かつて運用されていた公式データベースサイト『STANDOOH! AREEENA!! C'MOOOON!!!』では2001年の再発時に「人々の心に引っ掻き傷を残すような、様々な主人公が曲ごとにリアルなドラマを演じている」という批評文が掲載されている[9]。
Mr.Childrenの桜井和寿は2016年に自身のおすすめとしてこのアルバムを挙げている[13]。
受賞歴
| 年 | 音楽賞 | 結果 | 出典 |
|---|---|---|---|
| 1994年 | 第36回日本レコード大賞 | アルバム大賞 | [14] |
| ベスト・アルバム賞 |
チャート成績
1994年10月3日付のオリコン週間ランキングで1位を獲得した[4]。オリコンによる累計売上枚数は87万枚を記録している[15]。
収録曲
| 全作詞・作曲: 桑田佳祐。 | |||
| # | タイトル | 編曲 | 時間 |
|---|---|---|---|
| 1. | 「漫画ドリーム」 | 桑田佳祐 & 小倉博和 | |
| 2. | 「しゃアない節」 | 桑田佳祐 & 小倉博和 | |
| 3. | 「月」 | 桑田佳祐 & 小倉博和 | |
| 4. | 「エロスで殺して (ROCK ON)」 | 桑田佳祐 & 小倉博和 | |
| 5. | 「鏡」 | 桑田佳祐 & 小倉博和 | |
| 6. | 「飛べないモスキート (MOSQUITO)」 | 桑田佳祐 & 小倉博和 | |
| 7. | 「僕のお父さん」 | 桑田佳祐 & 小倉博和 | |
| 8. | 「真夜中のダンディー」 | 桑田佳祐 & 片山敦夫 | |
| 9. | 「すべての歌に懺悔しな!!」 | 桑田佳祐 & 小倉博和 | |
| 10. | 「孤独の太陽」 | 桑田佳祐 & 小倉博和 / 弦編曲:中西俊博 | |
| 11. | 「太陽が消えた街」 | 桑田佳祐 & 小倉博和 / 管編曲:山本拓夫 | |
| 12. | 「貧乏ブルース」 | 桑田佳祐 & 小倉博和 / 管編曲:山本拓夫 | |
| 13. | 「JOURNEY」 | 桑田佳祐 & 小倉博和 | |
合計時間: | |||
- 漫画ドリーム
- 世の中で起きている様々な出来事を「まるで漫画のようだ」と言い表して、桑田なりのフレーズで批判した楽曲[16]。
- 桑田とギターの小倉博和だけでレコーディングされ、ほとんどアコースティックギター一本で演奏されている[17]。
- 歌詞中の「あんじょう学びや」の「あんじょう」とは関西地方の比較的古い方言で「上手に」や「うまい具合に」といった意味を持つ言葉であり、いつまで経っても改善されないおかしな現状に対して「学習しなさい」と諭す意味合いがある[16]。歌詞には放送禁止用語である「ノータリン」が使われている[17]。
- 2007年に全国ツアーで歌われた「漫画ドリーム07」と、2009年に『桑田佳祐の音楽寅さん 〜MUSIC TIGER〜』第2期最終回で歌われた「漫画ドリーム09」では歌詞が変更され、北朝鮮による日本人拉致問題や新疆ウイグル自治区騒乱などの重大事件についても歌われ、被害者の心情に寄り添うフレーズ[注釈 2]が取り入れられた[18][20]。シンガーソングライターの佐藤龍一はウイグルでの事件に触れた「漫画ドリーム09」の歌詞を高く評価し、桑田やこの場面を放送した『音楽寅さん』のスタッフの英断を称える発言を自身のブログで行った[21]。
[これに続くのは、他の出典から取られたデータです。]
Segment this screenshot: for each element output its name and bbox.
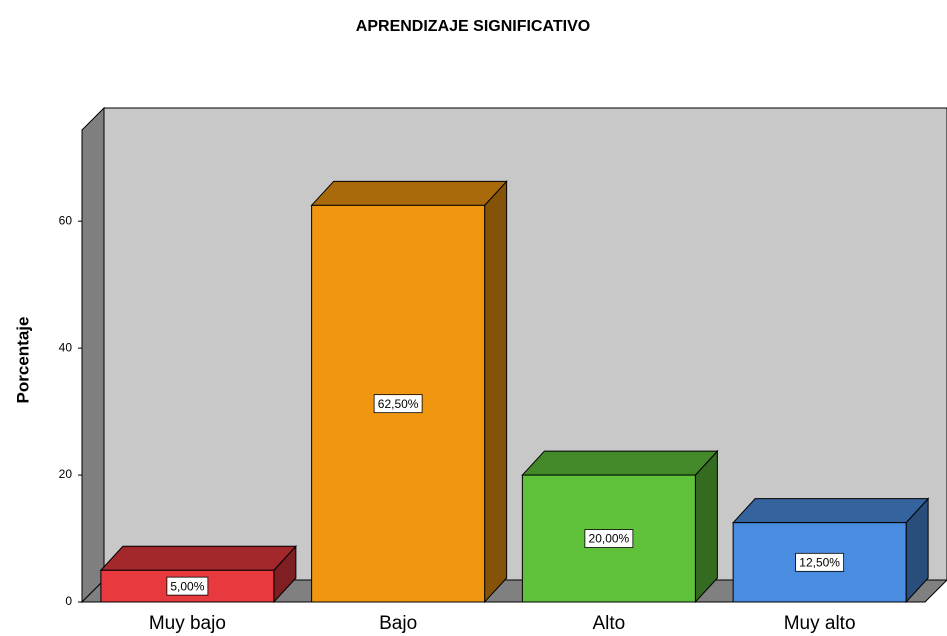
- x-tick-label: Bajo: [379, 613, 417, 634]
- y-tick-label: 60: [59, 213, 73, 227]
- x-tick-label: Muy bajo: [149, 613, 226, 634]
- x-tick-label: Muy alto: [784, 613, 856, 634]
- data-label-box: [373, 394, 423, 414]
- data-label-box: [795, 552, 845, 572]
- x-tick-label: Alto: [593, 613, 626, 634]
- side-wall: [81, 106, 105, 604]
- bar-top: [99, 545, 298, 571]
- bar-side: [484, 180, 508, 604]
- data-label: 62,50%: [378, 397, 419, 411]
- data-label: 20,00%: [589, 532, 630, 546]
- y-tick-label: 40: [59, 340, 73, 354]
- bar-top: [310, 180, 508, 206]
- data-label: 12,50%: [799, 556, 840, 570]
- y-axis-label: Porcentaje: [13, 317, 32, 404]
- bar-side: [694, 449, 718, 604]
- y-tick-label: 20: [59, 467, 73, 481]
- y-tick-label: 0: [65, 594, 72, 608]
- data-label-box: [584, 529, 634, 548]
- data-label-box: [166, 576, 209, 596]
- bar-top: [731, 498, 930, 524]
- chart-title: APRENDIZAJE SIGNIFICATIVO: [356, 18, 590, 35]
- bar-top: [521, 450, 719, 476]
- data-label: 5,00%: [170, 579, 204, 593]
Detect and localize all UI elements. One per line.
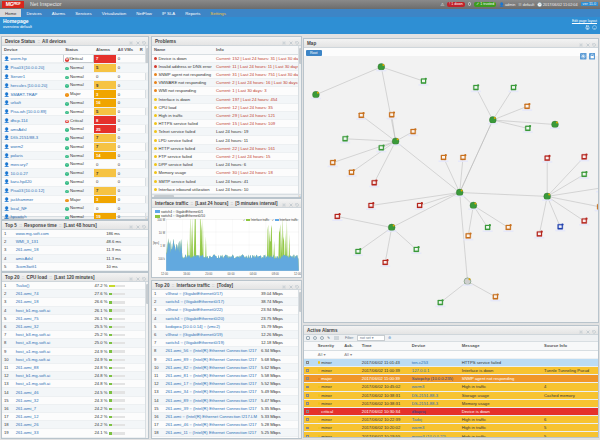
svg-text:?: ?: [594, 27, 596, 29]
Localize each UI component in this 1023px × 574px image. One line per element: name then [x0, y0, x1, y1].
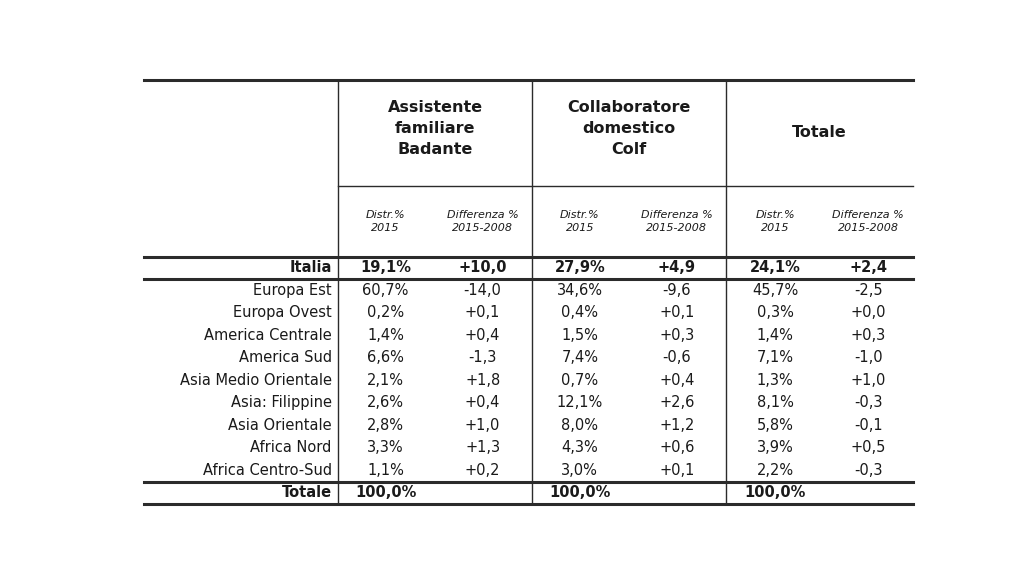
Text: -0,1: -0,1 — [854, 418, 883, 433]
Text: -2,5: -2,5 — [854, 283, 883, 298]
Text: America Centrale: America Centrale — [204, 328, 331, 343]
Text: Asia Orientale: Asia Orientale — [228, 418, 331, 433]
Text: 5,8%: 5,8% — [757, 418, 794, 433]
Text: 3,0%: 3,0% — [562, 463, 598, 478]
Text: +0,5: +0,5 — [851, 440, 886, 456]
Text: 1,4%: 1,4% — [367, 328, 404, 343]
Text: +0,3: +0,3 — [851, 328, 886, 343]
Text: -0,6: -0,6 — [663, 351, 692, 366]
Text: Totale: Totale — [792, 126, 847, 141]
Text: 8,1%: 8,1% — [757, 395, 794, 410]
Text: +1,0: +1,0 — [465, 418, 500, 433]
Text: 45,7%: 45,7% — [752, 283, 798, 298]
Text: -0,3: -0,3 — [854, 463, 883, 478]
Text: 2,6%: 2,6% — [367, 395, 404, 410]
Text: 2,8%: 2,8% — [367, 418, 404, 433]
Text: 100,0%: 100,0% — [549, 486, 611, 501]
Text: 60,7%: 60,7% — [362, 283, 409, 298]
Text: -9,6: -9,6 — [663, 283, 692, 298]
Text: 34,6%: 34,6% — [557, 283, 603, 298]
Text: 8,0%: 8,0% — [562, 418, 598, 433]
Text: +0,4: +0,4 — [465, 395, 500, 410]
Text: Totale: Totale — [281, 486, 331, 501]
Text: -1,0: -1,0 — [854, 351, 883, 366]
Text: +0,1: +0,1 — [465, 305, 500, 320]
Text: 7,4%: 7,4% — [562, 351, 598, 366]
Text: Differenza %
2015-2008: Differenza % 2015-2008 — [641, 210, 713, 232]
Text: Africa Centro-Sud: Africa Centro-Sud — [203, 463, 331, 478]
Text: 3,3%: 3,3% — [367, 440, 404, 456]
Text: 2,2%: 2,2% — [757, 463, 794, 478]
Text: 1,3%: 1,3% — [757, 373, 794, 388]
Text: +0,3: +0,3 — [659, 328, 695, 343]
Text: 3,9%: 3,9% — [757, 440, 794, 456]
Text: +0,4: +0,4 — [465, 328, 500, 343]
Text: 12,1%: 12,1% — [557, 395, 603, 410]
Text: Distr.%
2015: Distr.% 2015 — [755, 210, 795, 232]
Text: +1,3: +1,3 — [465, 440, 500, 456]
Text: +4,9: +4,9 — [658, 261, 696, 276]
Text: 4,3%: 4,3% — [562, 440, 598, 456]
Text: 0,7%: 0,7% — [562, 373, 598, 388]
Text: +0,2: +0,2 — [464, 463, 500, 478]
Text: 1,5%: 1,5% — [562, 328, 598, 343]
Text: Assistente
familiare
Badante: Assistente familiare Badante — [388, 100, 483, 157]
Text: +2,6: +2,6 — [659, 395, 695, 410]
Text: 7,1%: 7,1% — [757, 351, 794, 366]
Text: 6,6%: 6,6% — [367, 351, 404, 366]
Text: Europa Ovest: Europa Ovest — [233, 305, 331, 320]
Text: Collaboratore
domestico
Colf: Collaboratore domestico Colf — [568, 100, 691, 157]
Text: Italia: Italia — [290, 261, 331, 276]
Text: Distr.%
2015: Distr.% 2015 — [366, 210, 405, 232]
Text: -0,3: -0,3 — [854, 395, 883, 410]
Text: 100,0%: 100,0% — [745, 486, 806, 501]
Text: -1,3: -1,3 — [469, 351, 497, 366]
Text: +1,2: +1,2 — [659, 418, 695, 433]
Text: -14,0: -14,0 — [463, 283, 501, 298]
Text: Asia Medio Orientale: Asia Medio Orientale — [180, 373, 331, 388]
Text: 1,1%: 1,1% — [367, 463, 404, 478]
Text: 0,2%: 0,2% — [367, 305, 404, 320]
Text: +1,0: +1,0 — [851, 373, 886, 388]
Text: Europa Est: Europa Est — [253, 283, 331, 298]
Text: +0,1: +0,1 — [659, 305, 695, 320]
Text: +0,1: +0,1 — [659, 463, 695, 478]
Text: Asia: Filippine: Asia: Filippine — [230, 395, 331, 410]
Text: +10,0: +10,0 — [458, 261, 507, 276]
Text: Distr.%
2015: Distr.% 2015 — [560, 210, 599, 232]
Text: 1,4%: 1,4% — [757, 328, 794, 343]
Text: +0,0: +0,0 — [850, 305, 886, 320]
Text: 0,4%: 0,4% — [562, 305, 598, 320]
Text: 24,1%: 24,1% — [750, 261, 801, 276]
Text: America Sud: America Sud — [238, 351, 331, 366]
Text: +1,8: +1,8 — [465, 373, 500, 388]
Text: 0,3%: 0,3% — [757, 305, 794, 320]
Text: Differenza %
2015-2008: Differenza % 2015-2008 — [833, 210, 904, 232]
Text: 100,0%: 100,0% — [355, 486, 416, 501]
Text: +0,6: +0,6 — [659, 440, 695, 456]
Text: 2,1%: 2,1% — [367, 373, 404, 388]
Text: +2,4: +2,4 — [849, 261, 887, 276]
Text: Differenza %
2015-2008: Differenza % 2015-2008 — [447, 210, 519, 232]
Text: +0,4: +0,4 — [659, 373, 695, 388]
Text: 19,1%: 19,1% — [360, 261, 411, 276]
Text: Africa Nord: Africa Nord — [251, 440, 331, 456]
Text: 27,9%: 27,9% — [554, 261, 606, 276]
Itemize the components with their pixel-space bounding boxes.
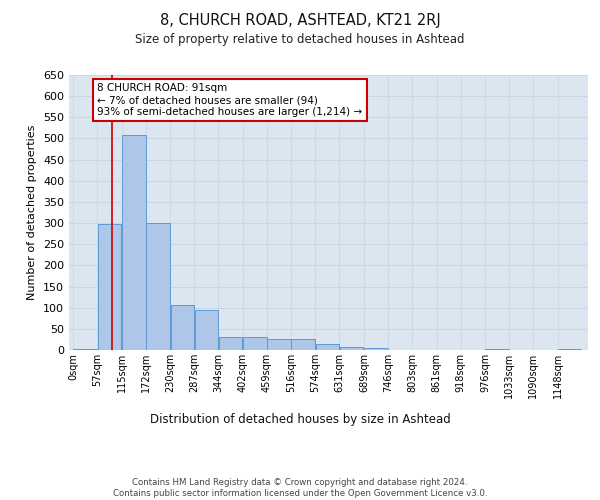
Text: Contains HM Land Registry data © Crown copyright and database right 2024.
Contai: Contains HM Land Registry data © Crown c… — [113, 478, 487, 498]
Bar — [194, 310, 218, 350]
Y-axis label: Number of detached properties: Number of detached properties — [28, 125, 37, 300]
Bar — [316, 344, 339, 350]
Bar — [243, 338, 266, 350]
Text: 8 CHURCH ROAD: 91sqm
← 7% of detached houses are smaller (94)
93% of semi-detach: 8 CHURCH ROAD: 91sqm ← 7% of detached ho… — [97, 84, 362, 116]
Bar — [73, 349, 97, 350]
Bar — [340, 346, 363, 350]
Bar — [146, 223, 170, 350]
Bar — [98, 224, 121, 350]
Bar — [558, 348, 581, 350]
Text: Distribution of detached houses by size in Ashtead: Distribution of detached houses by size … — [149, 412, 451, 426]
Text: 8, CHURCH ROAD, ASHTEAD, KT21 2RJ: 8, CHURCH ROAD, ASHTEAD, KT21 2RJ — [160, 12, 440, 28]
Bar — [364, 348, 388, 350]
Bar — [170, 304, 194, 350]
Bar — [485, 348, 509, 350]
Bar — [267, 338, 291, 350]
Bar — [291, 340, 315, 350]
Bar — [122, 136, 146, 350]
Bar — [218, 338, 242, 350]
Text: Size of property relative to detached houses in Ashtead: Size of property relative to detached ho… — [135, 32, 465, 46]
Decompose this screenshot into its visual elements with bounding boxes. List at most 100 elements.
- 自身のベスト・アルバム『I LOVE YOU -now & forever-』にも収録されている。
- Mr.Childrenの桜井和寿はこの曲を好きな曲として挙げている[22]。
- しゃアない節
- 月
- 4枚目シングル。
- エロスで殺して (ROCK ON)
- 鏡
- ユニクロ「Life Wear/ちょっと遠くへ編」CMソング[注釈 3]。
- ベスト・アルバム『TOP OF THE POPS』と『いつも何処かで』にも収録されている。
- 飛べないモスキート (MOSQUITO)
- 「モスキート」とは蚊の意味である[25]。
- 歌詞の舞台は学校の教室であり、桑田は作詞をする際に自身の学生時代を思い出し、いじめられていたり、貧乏であったり、障害があったりするような友達のことを思い浮かべたという[26]。いじめや差別などをテーマにしているが、これらを止めることが綺麗事では上手くいかない現状が鮮明に描写されており、桑田は安易に「いじめてはいけない」「差別してはいけない」と説法したり警告したりする気は無かったといい、「そんな詩を僕が書いても、きっと誰の心の奥にも響かないだろう」といった旨を著書で述べている[27][26]。
- なお、1986年に発生した中野富士見中学いじめ自殺事件で亡くなった男子中学生がサザンのファンであったことが報じられており、この事件に心を痛めていた桑田は当時の被害者の墓前に花を供えた経験がある[27][28]。
- ベストアルバム『TOP OF THE POPS』にも収録されている。
- 僕のお父さん
- アコースティック・ギターとブルースハープのみで演奏されたフォークソング風の曲調の楽曲。
- 桑田と小倉だけでレコーディングされた。
- 制作期間中の母親の死が影響を与えている[29]。
- 山下達郎はこの曲を気に入っており、自身のラジオ番組『山下達郎のサンデーソングブック』で流したことがある[29]。
- 真夜中のダンディー
- 3枚目シングル。
- すべての歌に懺悔しな!!
- 孤独の太陽
- アルバムのタイトル曲。桑田はこの曲の歌詞について「ブライアン・ウィルソンへの想いを込めた」と語っている[30]。
- 太陽が消えた街
- 貧乏ブルース
- 音楽評論家の中山康樹は、本楽曲に対し「基本になっているのはボブ・ディランの『サブタレニアン・ホームシック・ブルース』」と述べている[31]。